When Penny goes home she is excited to share the news with Mark, but he isn’t as enthusiastic as she is about the arrangement. He doesn’t know too much about the way land contracts work and is worried about the potential for the O’Conners to take advantage of the situation. He suggests they talk to an attorney to figure out the best way to move forward and set up the land contract.

By the time of the farm visit, both Penny and the O’Conners have done their research. After a successful farm tour that has Frank and Claire excited to move forward, they all sit down with a sample contract that Claire found online for them to use as their blueprint. The plan is for them to hash out the details and then have Penny’s attorney review their drafted contract.

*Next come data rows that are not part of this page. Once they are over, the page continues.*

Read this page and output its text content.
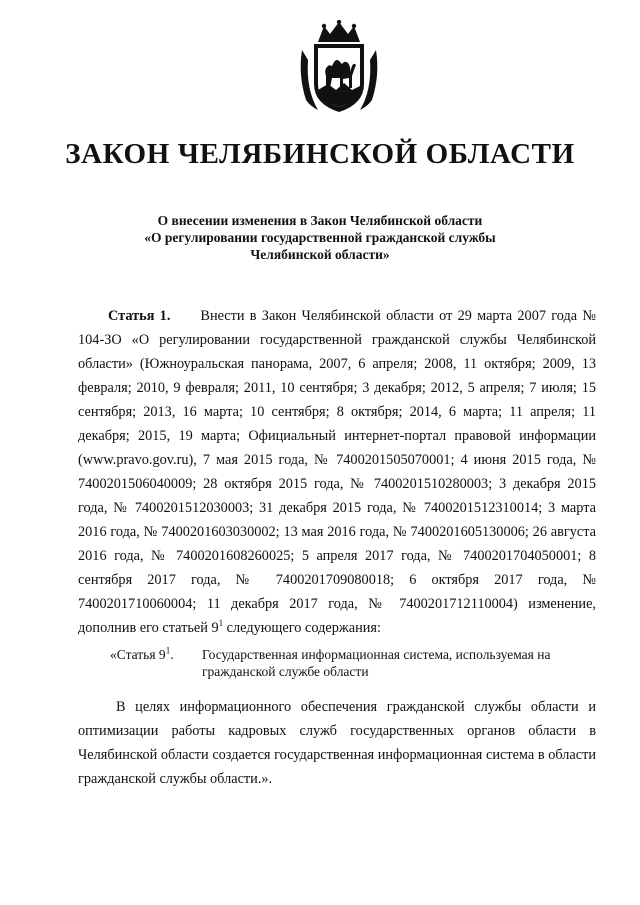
ЗАКОН ЧЕЛЯБИНСКОЙ ОБЛАСТИ
О внесении изменения в Закон Челябинской области
«О регулировании государственной гражданской службы
Челябинской области»

Статья 1. Внести в Закон Челябинской области от 29 марта 2007 года № 104-ЗО «О регулировании государственной гражданской службы Челябинской области» (Южноуральская панорама, 2007, 6 апреля; 2008, 11 октября; 2009, 13 февраля; 2010, 9 февраля; 2011, 10 сентября; 3 декабря; 2012, 5 апреля; 7 июля; 15 сентября; 2013, 16 марта; 10 сентября; 8 октября; 2014, 6 марта; 11 апреля; 11 декабря; 2015, 19 марта; Официальный интернет-портал правовой информации (www.pravo.gov.ru), 7 мая 2015 года, № 7400201505070001; 4 июня 2015 года, № 7400201506040009; 28 октября 2015 года, № 7400201510280003; 3 декабря 2015 года, № 7400201512030003; 31 декабря 2015 года, № 7400201512310014; 3 марта 2016 года, № 7400201603030002; 13 мая 2016 года, № 7400201605130006; 26 августа 2016 года, № 7400201608260025; 5 апреля 2017 года, № 7400201704050001; 8 сентября 2017 года, № 7400201709080018; 6 октября 2017 года, № 7400201710060004; 11 декабря 2017 года, № 7400201712110004) изменение, дополнив его статьей $9^1$ следующего содержания:

«Статья $9^1$.	Государственная информационная система, используемая на гражданской службе области

В целях информационного обеспечения гражданской службы области и оптимизации работы кадровых служб государственных органов области в Челябинской области создается государственная информационная система в области гражданской службы области.».
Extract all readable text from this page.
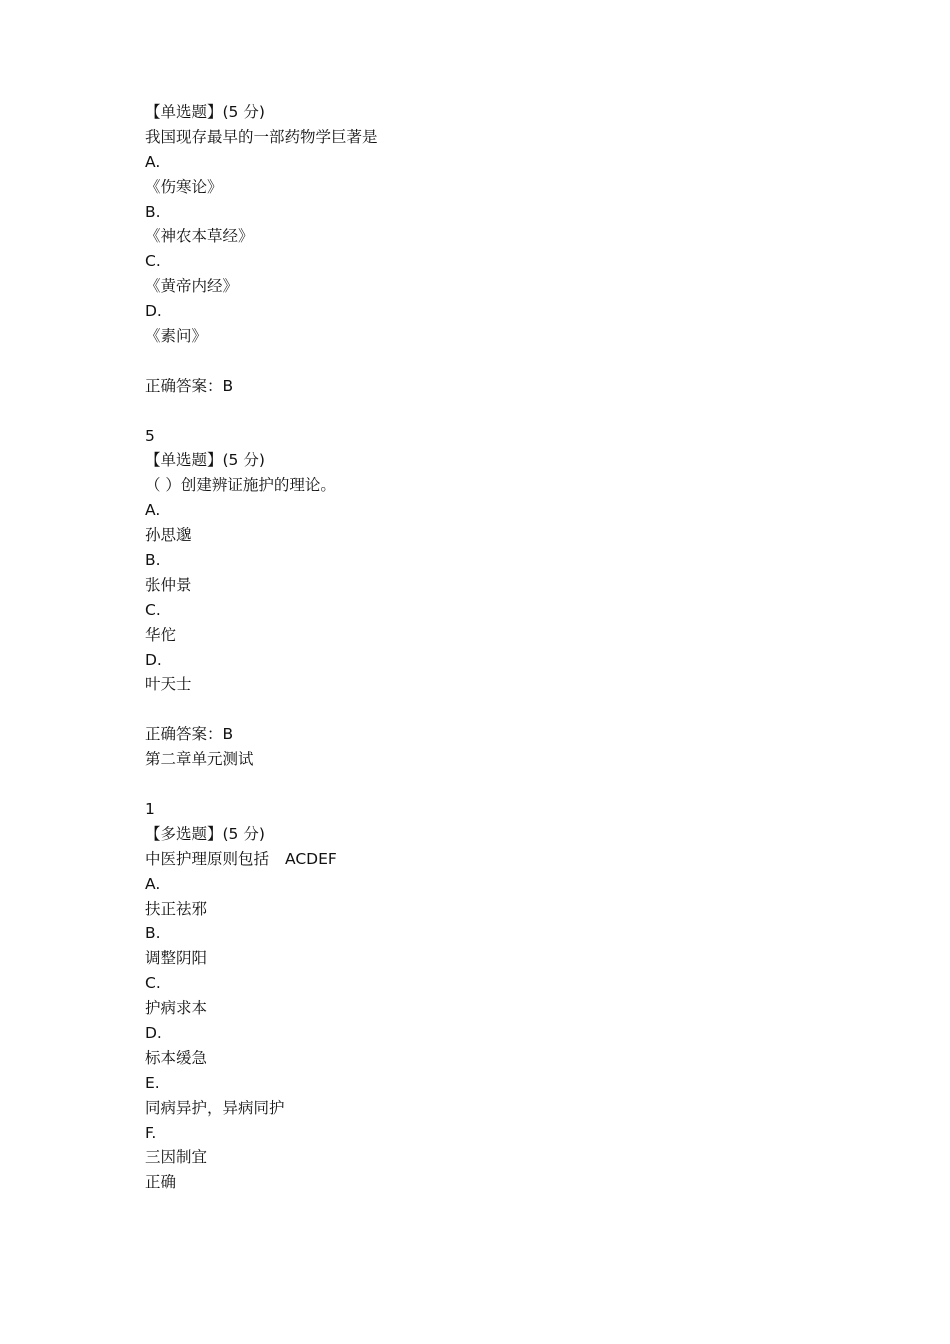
【单选题】(5 分)
我国现存最早的一部药物学巨著是
A.
《伤寒论》
B.
《神农本草经》
C.
《黄帝内经》
D.
《素问》
正确答案：B
5
【单选题】(5 分)
（ ）创建辨证施护的理论。
A.
孙思邈
B.
张仲景
C.
华佗
D.
叶天士
正确答案：B
第二章单元测试
1
【多选题】(5 分)
中医护理原则包括 ACDEF
A.
扶正祛邪
B.
调整阴阳
C.
护病求本
D.
标本缓急
E.
同病异护，异病同护
F.
三因制宜
正确
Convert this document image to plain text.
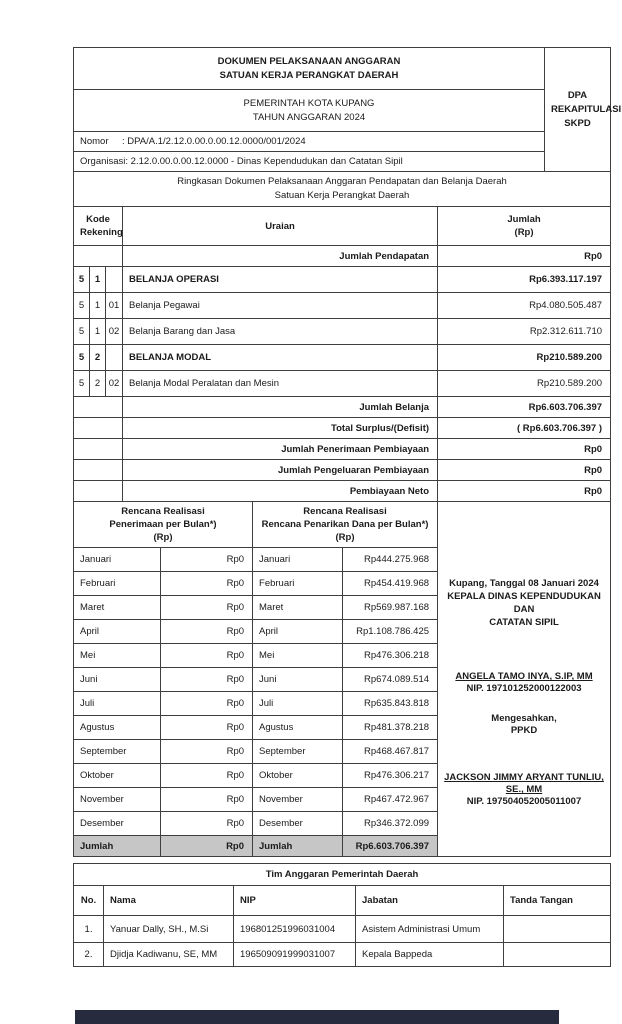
DOKUMEN PELAKSANAAN ANGGARAN
SATUAN KERJA PERANGKAT DAERAH

DPA
REKAPITULASI
SKPD

PEMERINTAH KOTA KUPANG
TAHUN ANGGARAN 2024

Nomor : DPA/A.1/2.12.0.00.0.00.12.0000/001/2024
Organisasi: 2.12.0.00.0.00.12.0000 - Dinas Kependudukan dan Catatan Sipil

Ringkasan Dokumen Pelaksanaan Anggaran Pendapatan dan Belanja Daerah
Satuan Kerja Perangkat Daerah
Kode
Rekening
	Uraian	
Jumlah
(Rp)

			Jumlah Pendapatan	Rp0
5	1		BELANJA OPERASI	Rp6.393.117.197
5	1	01	Belanja Pegawai	Rp4.080.505.487
5	1	02	Belanja Barang dan Jasa	Rp2.312.611.710
5	2		BELANJA MODAL	Rp210.589.200
5	2	02	Belanja Modal Peralatan dan Mesin	Rp210.589.200
			Jumlah Belanja	Rp6.603.706.397
			Total Surplus/(Defisit)	( Rp6.603.706.397 )
			Jumlah Penerimaan Pembiayaan	Rp0
			Jumlah Pengeluaran Pembiayaan	Rp0
			Pembiayaan Neto	Rp0
Rencana Realisasi
Penerimaan per Bulan*)
(Rp)

Rencana Realisasi
Rencana Penarikan Dana per Bulan*)
(Rp)

Kupang, Tanggal 08 Januari 2024
KEPALA DINAS KEPENDUDUKAN DAN
CATATAN SIPIL
ANGELA TAMO INYA, S.IP, MM
NIP. 197101252000122003
Mengesahkan,
PPKD
JACKSON JIMMY ARYANT TUNLIU, SE., MM
NIP. 197504052005011007

Januari	Rp0	Januari	Rp444.275.968	
Februari	Rp0	Februari	Rp454.419.968	
Maret	Rp0	Maret	Rp569.987.168	
April	Rp0	April	Rp1.108.786.425	
Mei	Rp0	Mei	Rp476.306.218	
Juni	Rp0	Juni	Rp674.089.514	
Juli	Rp0	Juli	Rp635.843.818	
Agustus	Rp0	Agustus	Rp481.378.218	
September	Rp0	September	Rp468.467.817	
Oktober	Rp0	Oktober	Rp476.306.217	
November	Rp0	November	Rp467.472.967	
Desember	Rp0	Desember	Rp346.372.099	
Jumlah	Rp0	Jumlah	Rp6.603.706.397	
Tim Anggaran Pemerintah Daerah				
No.	Nama	NIP	Jabatan	Tanda Tangan
1.	Yanuar Dally, SH., M.Si	196801251996031004	Asistem Administrasi Umum	
2.	Djidja Kadiwanu, SE, MM	196509091999031007	Kepala Bappeda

Purchase price and repayment terms

Up first for discussion is the purchase price of the land. Penny suggests they use the fair market value of the land by looking at what comparable land has sold for in the area. Penny already had this information from a real estate agent. Claire and Frank agree to pay $100,000 for the land and home. They also agree to pay a 10% down payment of $10,000 to Penny when they sign the contract. This will be a stretch for them, but they’d like to pay as much upfront as possible because any down payment is deducted from the principal of the loan and means no interest will accrue on that amount. This means after their down payment, the loan will actually be for $90,000.

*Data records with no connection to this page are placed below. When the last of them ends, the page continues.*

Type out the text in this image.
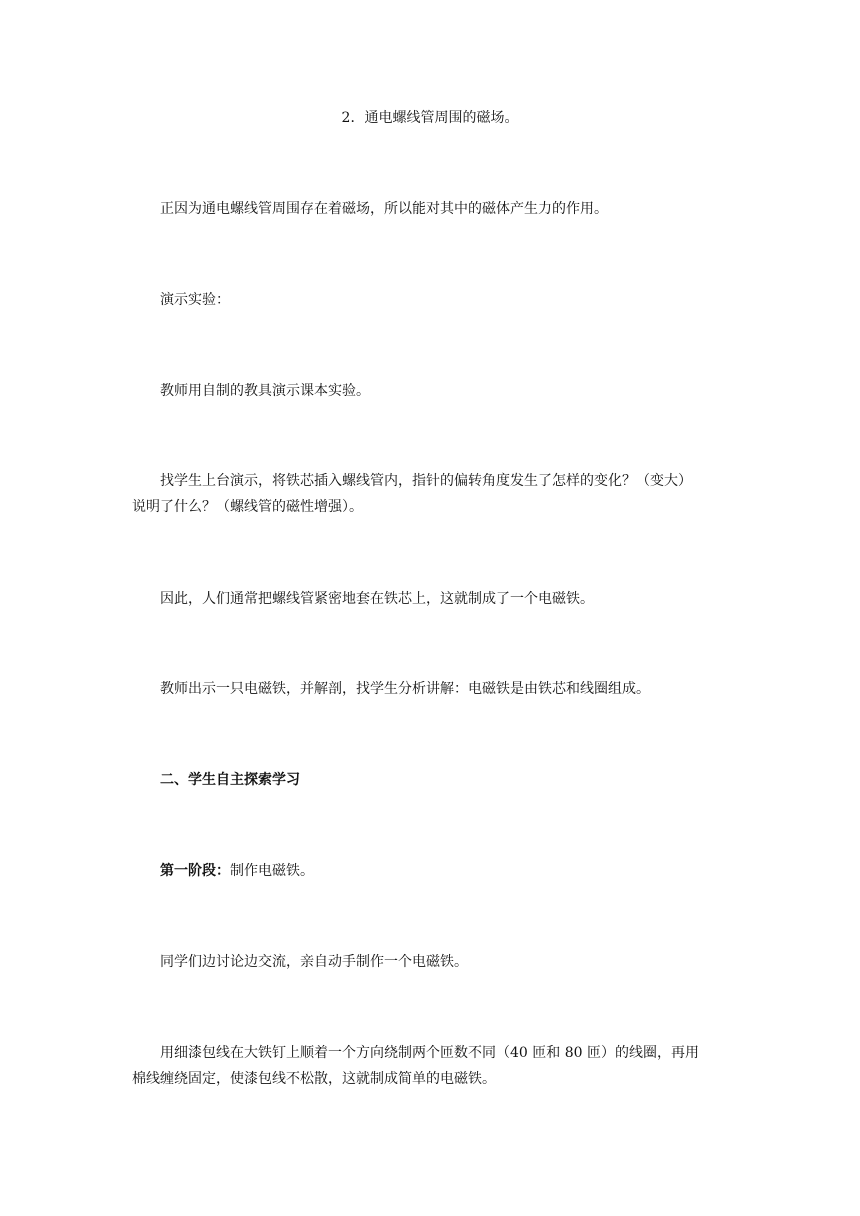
2．通电螺线管周围的磁场。

正因为通电螺线管周围存在着磁场，所以能对其中的磁体产生力的作用。

演示实验：

教师用自制的教具演示课本实验。

找学生上台演示，将铁芯插入螺线管内，指针的偏转角度发生了怎样的变化？（变大）
说明了什么？（螺线管的磁性增强）。

因此，人们通常把螺线管紧密地套在铁芯上，这就制成了一个电磁铁。

教师出示一只电磁铁，并解剖，找学生分析讲解：电磁铁是由铁芯和线圈组成。

二、学生自主探索学习

第一阶段：制作电磁铁。

同学们边讨论边交流，亲自动手制作一个电磁铁。

用细漆包线在大铁钉上顺着一个方向绕制两个匝数不同（40 匝和 80 匝）的线圈，再用
棉线缠绕固定，使漆包线不松散，这就制成简单的电磁铁。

Next, discussion turns to how the loan will be paid back. From her research, Claire knows that there are at least three different options for paying back the loan: (1) monthly installments with interest, (2) monthly installments without interest, and a balloon payment. Penny is upfront about her desire to charge a 2% interest rate, which takes option two off the table. Of course, Frank and Claire would ideally like no interest charges, but they know they’ve lucked out with this arrangement and are willing to pay Penny what they consider to be a reasonable interest rate.

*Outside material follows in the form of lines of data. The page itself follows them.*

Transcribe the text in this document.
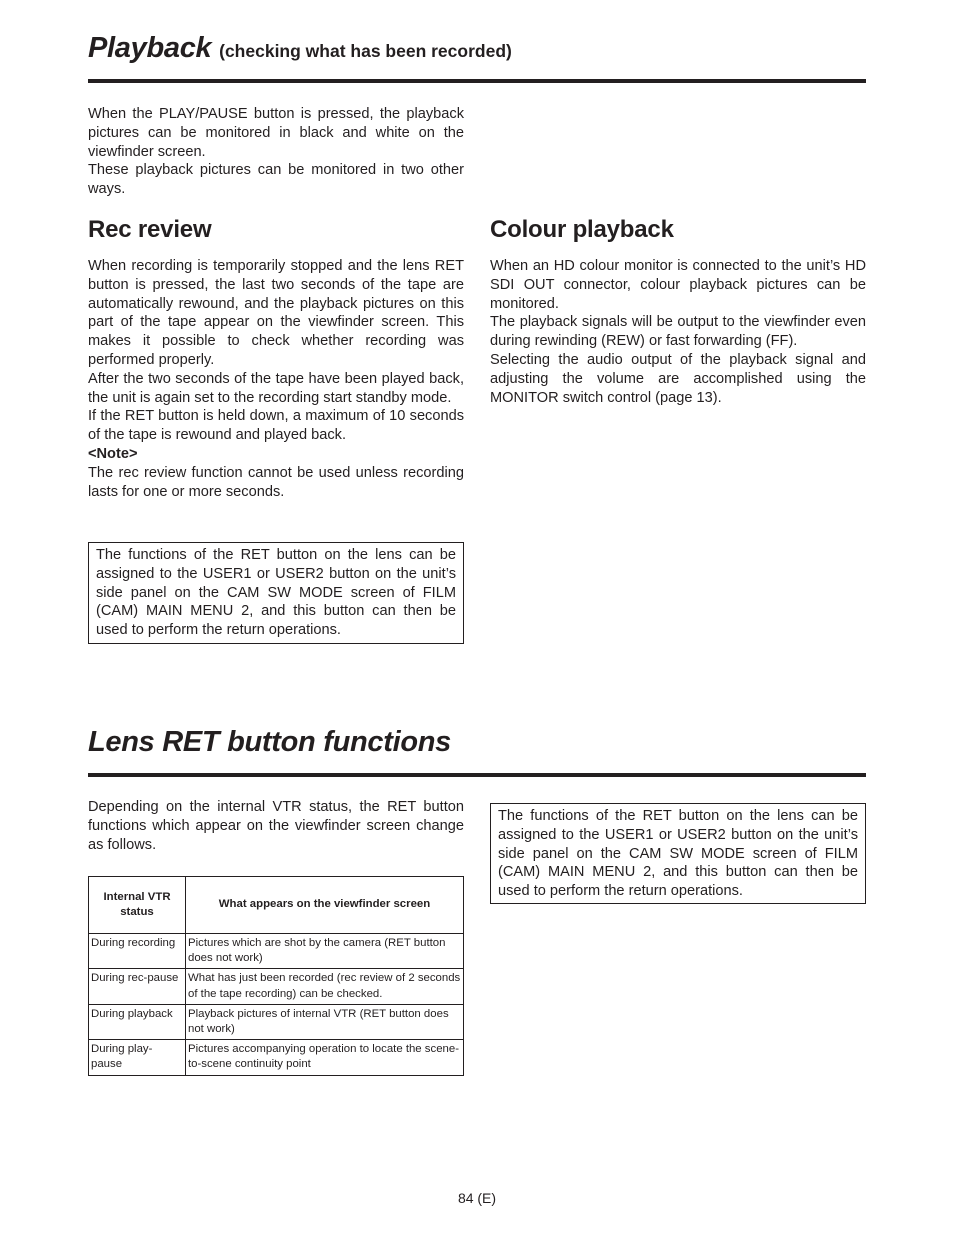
Playback (checking what has been recorded)

When the PLAY/PAUSE button is pressed, the playback pictures can be monitored in black and white on the viewfinder screen.

These playback pictures can be monitored in two other ways.

Rec review

When recording is temporarily stopped and the lens RET button is pressed, the last two seconds of the tape are automatically rewound, and the playback pictures on this part of the tape appear on the viewfinder screen. This makes it possible to check whether recording was performed properly.

After the two seconds of the tape have been played back, the unit is again set to the recording start standby mode.

If the RET button is held down, a maximum of 10 seconds of the tape is rewound and played back.

<Note>

The rec review function cannot be used unless recording lasts for one or more seconds.

The functions of the RET button on the lens can be assigned to the USER1 or USER2 button on the unit’s side panel on the CAM SW MODE screen of FILM (CAM) MAIN MENU 2, and this button can then be used to perform the return operations.
Colour playback

When an HD colour monitor is connected to the unit’s HD SDI OUT connector, colour playback pictures can be monitored.

The playback signals will be output to the viewfinder even during rewinding (REW) or fast forwarding (FF).

Selecting the audio output of the playback signal and adjusting the volume are accomplished using the MONITOR switch control (page 13).

Lens RET button functions
Depending on the internal VTR status, the RET button functions which appear on the viewfinder screen change as follows.
Internal VTR status	What appears on the viewfinder screen
During recording	Pictures which are shot by the camera (RET button does not work)
During rec-pause	What has just been recorded (rec review of 2 seconds of the tape recording) can be checked.
During playback	Playback pictures of internal VTR (RET button does not work)
During play-pause	Pictures accompanying operation to locate the scene-to-scene continuity point
The functions of the RET button on the lens can be assigned to the USER1 or USER2 button on the unit’s side panel on the CAM SW MODE screen of FILM (CAM) MAIN MENU 2, and this button can then be used to perform the return operations.
84 (E)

The balloon payment option makes Frank and Claire a bit nervous. A balloon payment means that Frank and Claire would make even monthly payments until the end of a set time period, such as five years, when they would then have to make a lump sum payment to Penny for the total amount due. Frank and Claire know that if they do this option, they would have to get a mortgage to pay the remainder of the loan. If they couldn’t get a loan for the lump sum (which is a concern because of their credit backgrounds), they could lose all interest in the land.

While option two clearly favors the purchasers and option three favors the seller, the group decides to choose option one, monthly payments with interest, which is the most equitable for both parties. Under this arrangement, Claire and Frank will pay back the loan with monthly installments that include the loan amount plus 2%. This payment type is almost identical to a mortgage.

Prepayment option

Claire and Frank bring up the potential of prepayment on the remainder of the loan. There is a chance they’ll come into a large sum of money in the future from a possible inheritance, and they want to know if they’ll be able to prepay the loan without penalty and obtain the title to the land earlier. Penny is concerned about the tax consequences of receiving a large unexpected payment, but Frank suggests that although there will be a tax hit, potentially getting the entire sum at once and being done with the loan could be beneficial enough to outweigh that cost. Penny likes the idea of getting the money earlier and being able to help her son with the expenses that go along with having a child (as well as maybe surprising Mark with a romantic second honeymoon!). She decides she will talk to the attorney or her accountant about the tax implications from prepayment before they finalize the contract, but she is open to the idea of allowing prepayment whenever Claire and Frank are able to pay.

Next steps

With these main details discussed, Penny is ready to bring the adapted sample contract to her attorney for review. Frank and Claire begin to plan for their dream farm, while Penny and Mark tell their son to expect them in Calisun in the coming months.